Contrary to a number of examples of decolonial art practices, Hasior steered clear of presenting a simplistic and idealised portrayal of a subaltern community. Scholar Dorota Jarecka made a very astute observation by stating that some of the artist’s works allude to the Polish folks committing atrocities against the Jewish people. The piece titled Chleb polski (Polish Bread) from 1968 makes the most striking impression in this regard. This assemblage depicts a loaf of bread stabbed with a knife, blood gushing from the wound in the form of red ribbons. According to Jarecka’s interpretation, the piece evokes anti-Semitic folk tales about the Jews desecrating the holy bread. The year 1968, when the piece was created, is a direct reference to the communist government’s smear campaign against Jewish people. As such we can say that Hasior’s art was not a naïve expression of ‘reverence for the peasants’: the artist was fully aware of the role some of the Polish peasants played in the ill-treatment of Jews during the German occupation.

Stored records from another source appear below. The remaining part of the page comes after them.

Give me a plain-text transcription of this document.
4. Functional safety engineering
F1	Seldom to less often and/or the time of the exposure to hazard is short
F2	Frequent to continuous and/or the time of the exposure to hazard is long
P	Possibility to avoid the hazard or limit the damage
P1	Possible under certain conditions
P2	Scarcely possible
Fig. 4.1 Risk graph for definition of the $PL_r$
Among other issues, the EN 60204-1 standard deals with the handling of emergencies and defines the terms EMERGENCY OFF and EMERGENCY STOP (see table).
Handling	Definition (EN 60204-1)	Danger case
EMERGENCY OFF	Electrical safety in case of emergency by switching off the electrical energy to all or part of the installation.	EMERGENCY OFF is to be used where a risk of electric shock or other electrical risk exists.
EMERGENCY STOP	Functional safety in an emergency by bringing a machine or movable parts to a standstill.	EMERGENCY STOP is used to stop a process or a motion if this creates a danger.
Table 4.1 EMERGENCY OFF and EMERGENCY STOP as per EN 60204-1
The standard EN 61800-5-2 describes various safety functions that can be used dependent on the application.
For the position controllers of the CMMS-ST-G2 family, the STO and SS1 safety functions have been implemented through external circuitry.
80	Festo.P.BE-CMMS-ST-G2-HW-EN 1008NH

This multifaceted historic and artistic backdrop allows us to better understand that, in the case of Władysław Hasior’s art practice, the decolonial perspective should not lead to a one-sided narrative emphasising only the exploitation of the rural communities while paying no heed to their abusive inclinations. This aspect is of paramount importance, especially when considering the Polish peasants’ status of ‘colonised coloniser’ in the former Galicia. In fact, this social group on the one hand was enslaved by the feudal serfdom system; on the other hand, they played a dominant role over the other minority groups, such as the Ukrainian or the Jewish people. Therefore, it’s impossible to draw a clear-cut division between a ‘pure-hearted’ rural community and the colonising political elites. The following conclusion drawn from the historic experience as well as Hasior’s works seems worth highlighting to me: while a decolonial perspective in Eastern Europe might open up new perspectives, it also poses serious risk of simplifying a complicated social, political, and artistic context.